THE MYSTERIOUS IN ART

They were in the presence of a man with flowing hair, flowing beard, and flowing language, in a studio, all light from which was excluded by heavy curtains, except enough to display an easel on which was placed a painting, a background of dark blue where were many apparently spider and crow-tracks.

'Those who in the profundity of their darkness incline to the belief that the vitality of art, butterfly-like, has fled from this sunny world, have made the biggest kind of a mistake,' said Mr. Artaxerxes Phlamm, the Mystic Artist, to Caper. The hit was evidently intended for Rocjean, but that descendant of the Gauls, for some reason, did not smite back again; he contented himself with the remark:

'Art is long.'

'Yes, sir,' continued Mr. Phlamm, 'not only it has length, but breadth, breadth, broadness—it extends from—yes—from—pole to pole.'

'Like a clothes-line,' said Caper.

'Ah!' continued Phlamm, with a pickled smile, 'Fancy, ever Fancy, but it is Imagination that, as it were, brings man to a level with his destiny and elevates him to the Olympium hights of the True, and all that rises much above the meedyochre. But I must not forget that this is your first visit to me studeeyoh. The painting on the easel is a view of Venice on the Grand Canal.'

'But,' said Rocjean, 'I do not see the canal.'

'When you are gazing at the stars do you see your boots?' asked Phlamm.

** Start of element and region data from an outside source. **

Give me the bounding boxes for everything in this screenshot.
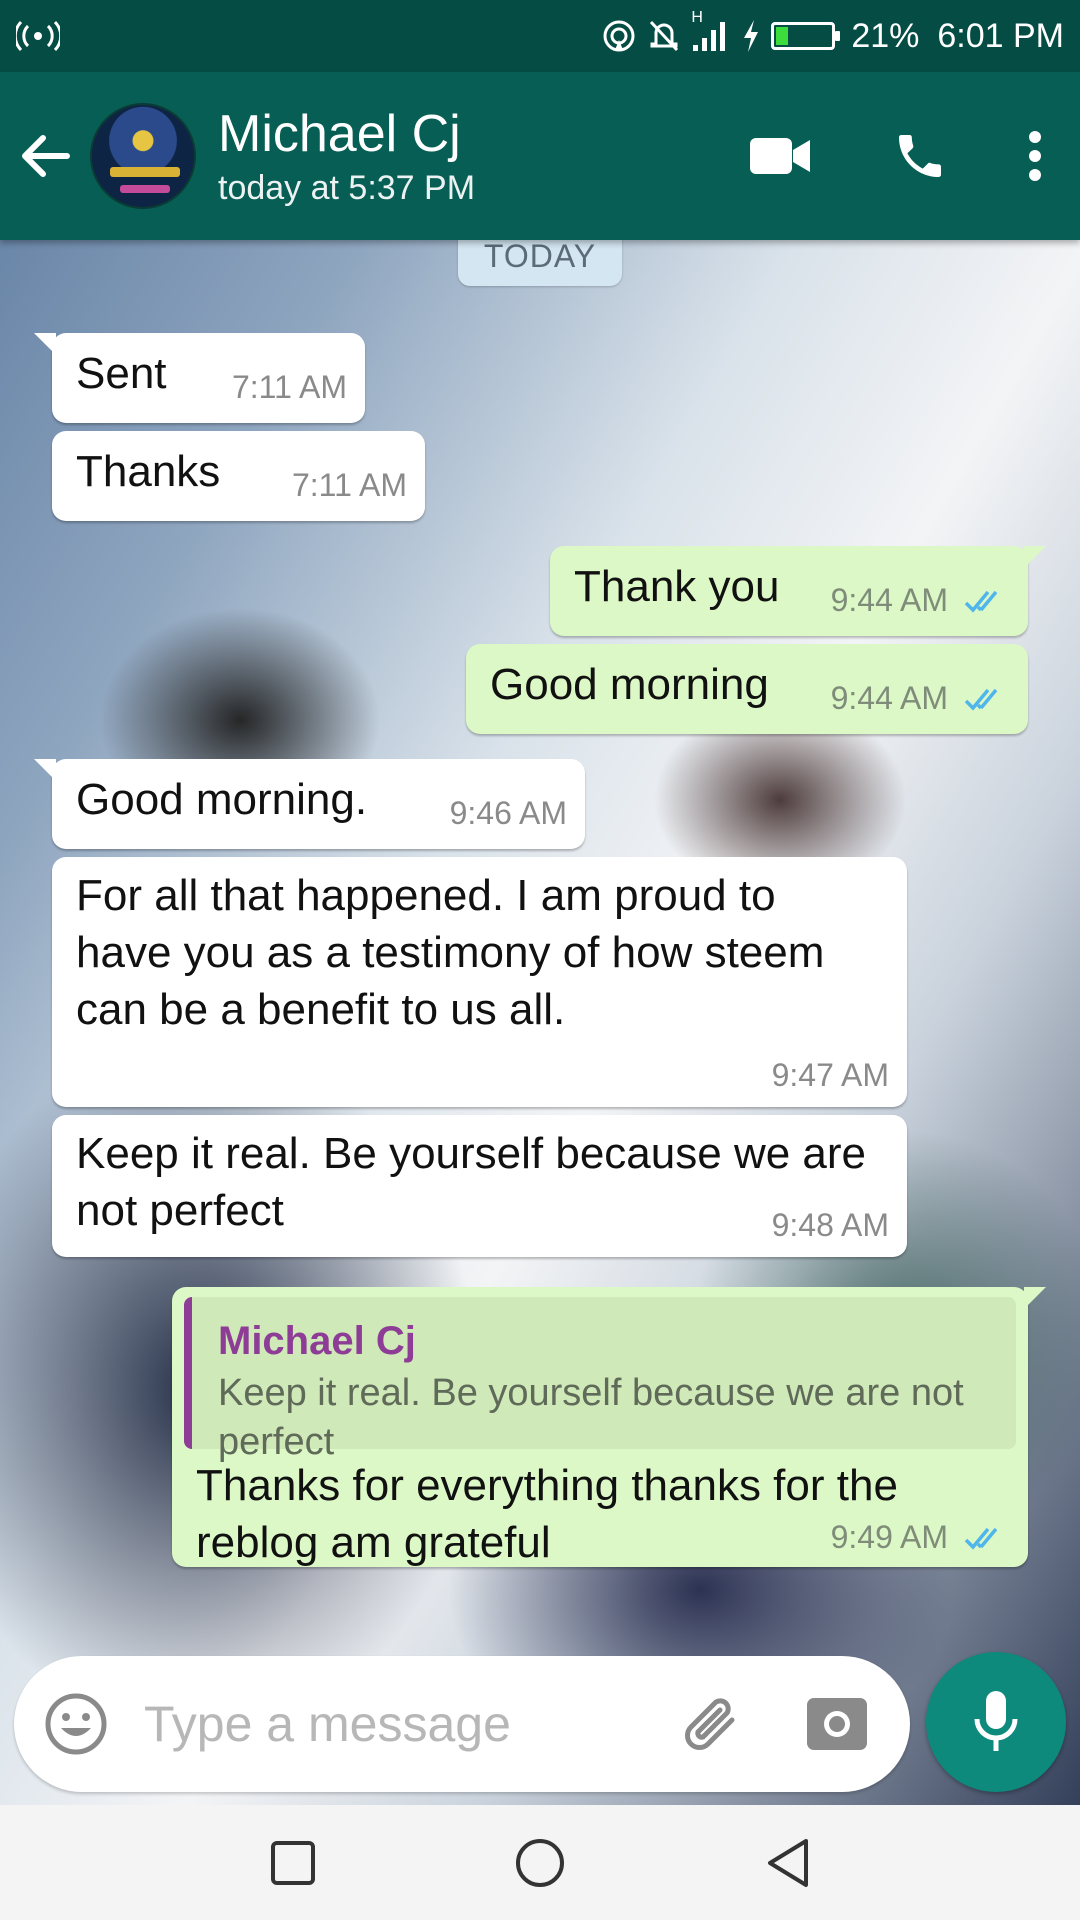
message-text: Good morning. [76,775,368,824]
avatar[interactable] [90,103,196,209]
message-text: For all that happened. I am proud to hav… [76,871,825,1034]
message-bubble-incoming[interactable]: Keep it real. Be yourself because we are… [52,1115,907,1257]
read-receipt-icon [964,688,998,711]
message-composer [14,1656,910,1792]
message-time: 9:47 AM [771,1057,889,1093]
message-bubble-outgoing[interactable]: Good morning 9:44 AM [466,644,1028,734]
voice-call-button[interactable] [850,128,990,184]
chat-messages-area[interactable]: TODAY Sent 7:11 AM Thanks 7:11 AM Thank … [0,240,1080,1805]
message-bubble-incoming[interactable]: Good morning. 9:46 AM [34,759,585,849]
attachment-icon [685,1698,735,1750]
radio-broadcast-icon [16,20,60,52]
back-triangle-icon [767,1838,808,1887]
message-time: 9:46 AM [449,795,567,831]
recent-apps-square-icon [271,1840,316,1885]
video-call-button[interactable] [710,136,850,176]
back-arrow-icon [22,135,70,177]
home-button[interactable] [500,1823,580,1903]
video-call-icon [750,138,810,174]
message-bubble-outgoing[interactable]: Thank you 9:44 AM [550,546,1046,636]
battery-icon [771,22,841,50]
chat-header: Michael Cj today at 5:37 PM [0,72,1080,240]
message-time: 9:48 AM [771,1207,889,1243]
camera-icon [807,1698,867,1750]
message-text: Keep it real. Be yourself because we are… [76,1129,867,1235]
quoted-author: Michael Cj [218,1319,416,1363]
message-bubble-incoming[interactable]: Thanks 7:11 AM [52,431,425,521]
phone-call-icon [899,135,941,177]
message-text: Sent [76,349,167,398]
emoji-icon [45,1693,107,1755]
battery-percent: 21% [851,16,920,55]
signal-icon: H [691,9,731,53]
more-options-button[interactable] [990,130,1080,182]
message-time: 7:11 AM [231,369,347,405]
bell-off-icon [647,18,681,54]
hotspot-icon [601,18,637,54]
system-nav-bar [0,1805,1080,1920]
read-receipt-icon [964,1527,998,1550]
message-text: Thank you [574,562,780,611]
network-type-label: H [691,9,703,26]
message-time: 9:44 AM [830,680,948,716]
last-seen-status: today at 5:37 PM [218,168,476,207]
quoted-text: Keep it real. Be yourself because we are… [218,1372,964,1463]
charging-bolt-icon [741,19,761,53]
message-bubble-incoming[interactable]: For all that happened. I am proud to hav… [52,857,907,1107]
status-bar: H 21% 6:01 PM [0,0,1080,72]
attach-button[interactable] [678,1690,748,1761]
read-receipt-icon [964,590,998,613]
message-input[interactable] [144,1686,524,1762]
message-bubble-outgoing-reply[interactable]: Michael Cj Keep it real. Be yourself bec… [172,1287,1046,1567]
message-time: 9:44 AM [830,582,948,618]
clock: 6:01 PM [937,16,1064,55]
message-text: Thanks [76,447,221,496]
back-button-system[interactable] [747,1823,827,1903]
message-time: 7:11 AM [291,467,407,503]
home-circle-icon [515,1838,564,1887]
more-vert-icon [1029,131,1041,181]
contact-name: Michael Cj [218,104,461,163]
emoji-button[interactable] [44,1692,108,1761]
recent-apps-button[interactable] [253,1823,333,1903]
microphone-icon [974,1691,1018,1751]
date-divider: TODAY [458,240,622,286]
message-bubble-incoming[interactable]: Sent 7:11 AM [34,333,365,423]
quoted-message[interactable]: Michael Cj Keep it real. Be yourself bec… [184,1297,1016,1463]
message-time: 9:49 AM [830,1519,948,1555]
battery-level-fill [776,27,789,45]
voice-record-button[interactable] [926,1652,1066,1792]
camera-button[interactable] [806,1694,868,1757]
back-button[interactable] [0,72,90,240]
contact-info[interactable]: Michael Cj today at 5:37 PM [218,105,475,208]
message-text: Good morning [490,660,769,709]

'I always do,' spoke Caper quickly, 'always gaze at 'em at night—smoke a cigar—put my feet higher than my head—sit in a chair—stars reflected in boots—big thing!'

'You are full of life and spirits, Caper,' continued Phlamm, 'full of 'em; but Rocjean is more serious, more imbued with his nobil calling. My illustration, as he understands, would convey the idea that such a thing as foreground in a painting is false; it's a sham, it's a delusion, and all that. It may do for pre-Raffleites, but for a man who looks Naychure in the face, he sees her operating diversely, and he works according. I repeat it again, when I was on the Grand Canal in Venice, I didn't see the Grand Canal.'

'Neither did I,' spoke Caper, 'we're just alike; I kept my head all the time out of the gondola-window looking for pretty girls—and I saw them!'

'May I ask why you dead-color your canvas blue, and then make your drawing in black outline?' asked Rocjean.

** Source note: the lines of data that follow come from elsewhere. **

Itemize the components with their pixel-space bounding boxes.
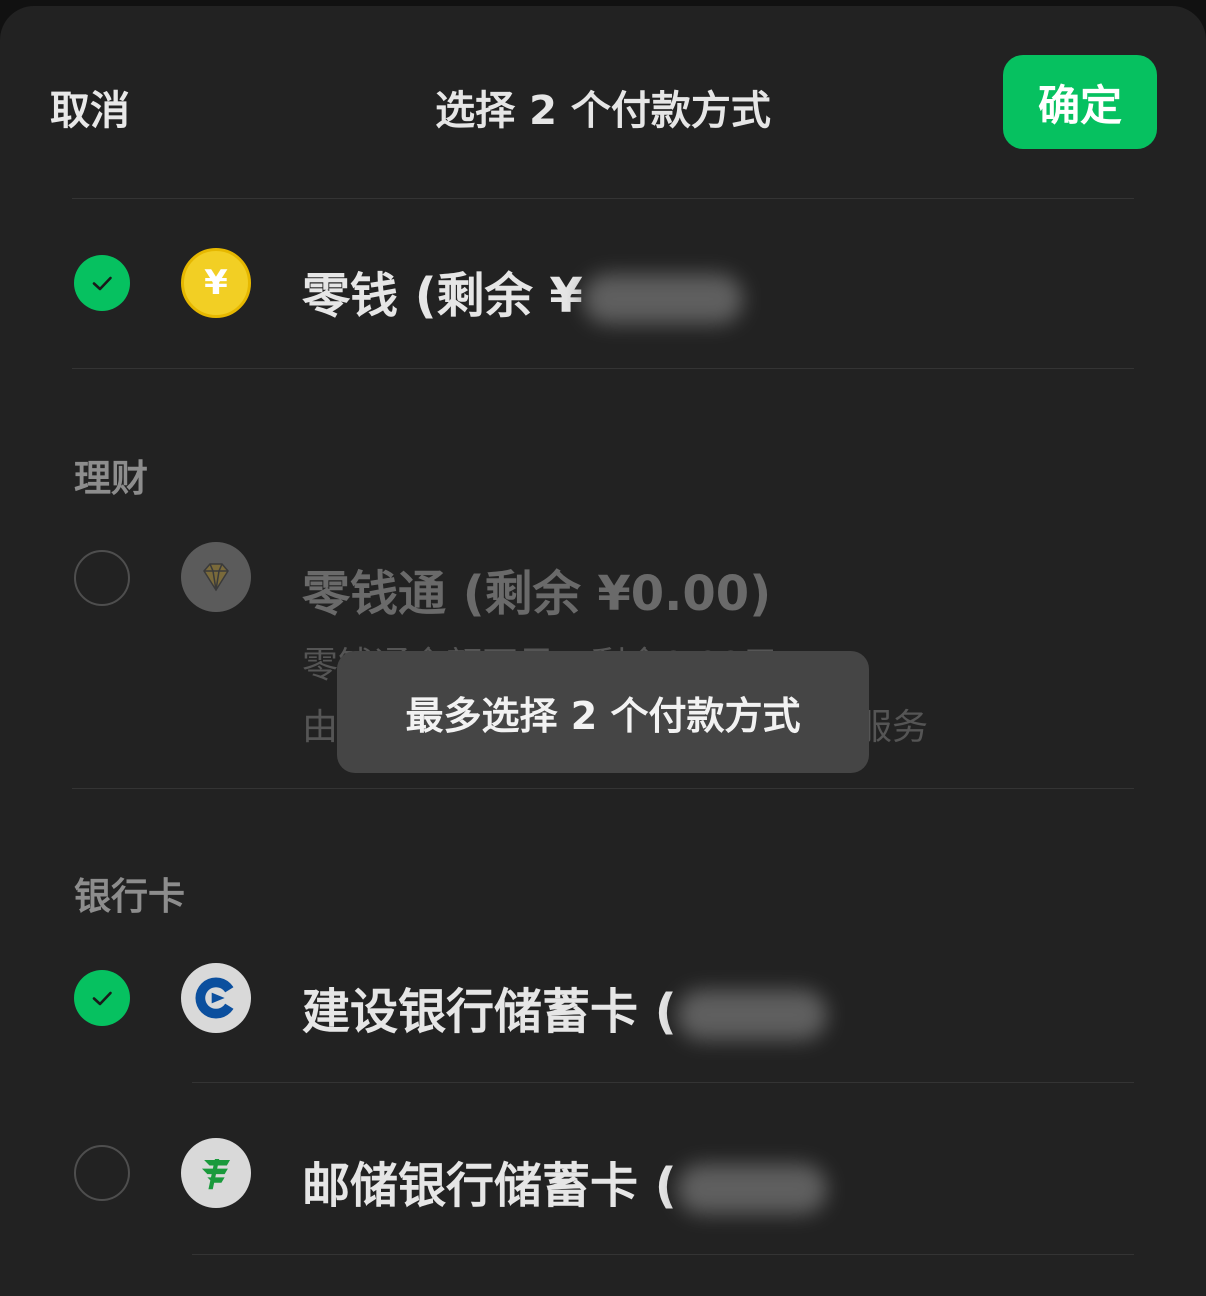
payment-option-psbc[interactable]: 邮储银行储蓄卡 ( — [0, 1082, 1206, 1254]
radio-unchecked-icon[interactable] — [74, 1145, 130, 1201]
payment-method-sheet: 取消 选择 2 个付款方式 确定 ¥ 零钱 (剩余 ¥ 理财 零钱通 (剩余 ¥… — [0, 6, 1206, 1296]
check-icon[interactable] — [74, 970, 130, 1026]
divider — [72, 788, 1134, 789]
sheet-header: 取消 选择 2 个付款方式 确定 — [0, 6, 1206, 198]
section-title-wealth: 理财 — [74, 457, 148, 500]
radio-unchecked-icon — [74, 550, 130, 606]
psbc-bank-icon — [181, 1138, 251, 1208]
toast-message: 最多选择 2 个付款方式 — [337, 651, 869, 773]
ccb-bank-icon — [181, 963, 251, 1033]
divider — [72, 368, 1134, 369]
check-icon[interactable] — [74, 255, 130, 311]
payment-option-balance[interactable]: ¥ 零钱 (剩余 ¥ — [0, 198, 1206, 368]
redacted-card-number — [676, 1164, 827, 1214]
payment-option-label: 零钱 (剩余 ¥ — [302, 256, 743, 326]
redacted-card-number — [676, 990, 827, 1040]
payment-option-label: 建设银行储蓄卡 ( — [302, 972, 827, 1042]
payment-option-label: 零钱通 (剩余 ¥0.00) — [302, 566, 772, 622]
payment-option-ccb[interactable]: 建设银行储蓄卡 ( — [0, 938, 1206, 1082]
divider — [192, 1254, 1134, 1255]
payment-option-label: 邮储银行储蓄卡 ( — [302, 1146, 827, 1216]
confirm-button[interactable]: 确定 — [1003, 55, 1157, 149]
yuan-coin-icon: ¥ — [181, 248, 251, 318]
payment-option-provider: 由 — [302, 707, 339, 748]
redacted-amount — [582, 274, 743, 324]
diamond-icon — [181, 542, 251, 612]
section-title-bank-cards: 银行卡 — [74, 875, 185, 918]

'What is the color of the sky? Is it not blue? Is not blue a cold color; is it not the negative to the warmth, the balance to the scales, the one thing needed on which to rear the glorious fabric that Naychure reveals to the undimmed vision of man? I know your answer, and I refute it. I have studied Art from its roots, and now I'm in the branches, and I grasp the fruit. My manner is peculiar—I have no patent for it—I ask for none. The illimitable passes the legitimate, and the sw-word is carried by the hero—for me the bruzh, the paint-bruzh. You see that painting before you—it is my child—I lavish on it my intentions—I am going to work three years on that picture!'

'I bet you a new hat you sell it, and a dozen more, and send 'em off before six months. You're all the rage now since you sold old Goldburg a picture,' quoth Caper.

'I don't bet, I am opposed to betting. But look that picture of mine in the face, in the face! Here is a finished painting, The Lake of Zurich; see those clouds floating mistily away into the far distance—there's atmosphere for you—there's air! You can't cut those clouds into slices of cheese as you can them of that humbug of a Cloud Lowrain. Cloud Lowrain! he's a purty painter! Naychure is my teacher. I go out mornings and hear the jackdaws chatter, and see trees and all that; sometimes I walk around in a garden for ten minutes and commune with Naychure—that's the way to do it. Look at clouds before you paint 'em—I know it's hard when the sun's in your eyes, but do it—I've spent a week at a time out-doors, like Wordsworth and the great, the grand, the colossial Ruzking.'

'I like that water,' said Rocjean, alluding to that of the painting.